The COMELEC En Banc Ruling
The COMELEC En Banc ruled that despite Patad’s disqualification, Diambrang was not entitled to be declared elected considering that Diambrang lost the elections, having garnered only the second highest number of votes. The vacant position of Punong Barangay should instead be filled by the first ranked Kagawad in accordance with Section 44 (b) of the Local Government Code.
The Supreme Court Ruling
The Supreme Court reiterated its prevailing ruling enunciated in previous cases.
The person whose Certificate of Candidacy is cancelled due to grounds existing at the time of filing is not considered a candidate at any time. It is immaterial whether the cancellation is made prior or subsequent to the elections. The votes for him or her are stray votes and should not be considered in determining the winner. If the person whose COC has been cancelled gets the highest number of votes, the one among the qualified candidates who garners the overall second highest number of votes, or highest among qualified and eligible candidates, shall be adjudged the first placer and be proclaimed as duly elected to the contested position.
When the Certificate of Candidacy (COC) is void from the very beginning, it cannot give rise to a valid candidacy regardless of whether the COC is annulled before or after the elections. The person who filed such COC was never a candidate, a non-candidate from the very beginning.
Considering that Patad’s Certificate of Candidacy (COC) was cancelled on the ground of ineligibility which existed at the time of filing of the COC, Patad was never a candidate at any point in time.
Diambrang, having garnered the next highest votes, was the first placer among the qualified candidates.
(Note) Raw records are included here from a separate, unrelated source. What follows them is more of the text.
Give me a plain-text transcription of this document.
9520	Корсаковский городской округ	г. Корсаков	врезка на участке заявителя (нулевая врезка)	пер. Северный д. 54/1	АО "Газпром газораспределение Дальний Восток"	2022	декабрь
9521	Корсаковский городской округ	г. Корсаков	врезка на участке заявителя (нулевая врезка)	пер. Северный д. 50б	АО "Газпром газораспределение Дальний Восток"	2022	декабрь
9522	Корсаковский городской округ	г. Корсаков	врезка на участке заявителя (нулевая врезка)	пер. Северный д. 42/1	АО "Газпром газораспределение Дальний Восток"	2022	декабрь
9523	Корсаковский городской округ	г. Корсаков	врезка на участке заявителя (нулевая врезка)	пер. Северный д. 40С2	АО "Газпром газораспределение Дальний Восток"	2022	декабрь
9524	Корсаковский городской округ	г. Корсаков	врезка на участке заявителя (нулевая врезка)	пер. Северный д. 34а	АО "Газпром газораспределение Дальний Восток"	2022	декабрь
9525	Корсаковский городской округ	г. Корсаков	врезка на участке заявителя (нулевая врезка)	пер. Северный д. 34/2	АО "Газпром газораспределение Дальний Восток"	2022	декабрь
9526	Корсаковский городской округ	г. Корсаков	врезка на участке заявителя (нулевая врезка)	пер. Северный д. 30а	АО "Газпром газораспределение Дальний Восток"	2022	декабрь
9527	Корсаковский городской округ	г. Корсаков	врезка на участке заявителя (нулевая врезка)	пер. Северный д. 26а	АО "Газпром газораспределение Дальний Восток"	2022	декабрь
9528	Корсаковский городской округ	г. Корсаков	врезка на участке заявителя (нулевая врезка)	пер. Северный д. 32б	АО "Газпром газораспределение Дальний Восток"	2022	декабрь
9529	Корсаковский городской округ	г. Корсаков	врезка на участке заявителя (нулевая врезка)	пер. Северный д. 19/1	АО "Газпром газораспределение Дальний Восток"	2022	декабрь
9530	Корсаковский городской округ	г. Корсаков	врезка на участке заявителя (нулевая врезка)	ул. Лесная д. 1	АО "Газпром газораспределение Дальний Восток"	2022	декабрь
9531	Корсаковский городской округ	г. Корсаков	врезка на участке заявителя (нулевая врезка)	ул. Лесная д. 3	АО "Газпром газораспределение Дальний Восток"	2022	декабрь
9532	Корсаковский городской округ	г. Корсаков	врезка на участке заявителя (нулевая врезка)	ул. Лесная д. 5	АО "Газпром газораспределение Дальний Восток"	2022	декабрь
Therefore, Diambrang should be proclaimed as the duly elected Punong Barangay.
The Ruling may be summarized as follows:
- A person whose Certificate of Candidacy is cancelled on grounds of ineligibility existing at the time of filing is never a candidate at any time, regardless of whether the cancellation took place before or after the elections;
- All votes pertaining to him or her are stray votes;
- In determining the winner, only the votes garnered by the qualified candidates shall be considered;
- The one who garners the highest number of votes among the qualified and eligible candidates shall be proclaimed the winner, even if the person whose COC has been cancelled gets a highest number of votes.
Sound as it may seem, in many cases, this legal principle may not translate into actual benefits on the part of the second placer and the constituents concerned considering that the term of office may have already expired before the case is finally settled by the Supreme Court.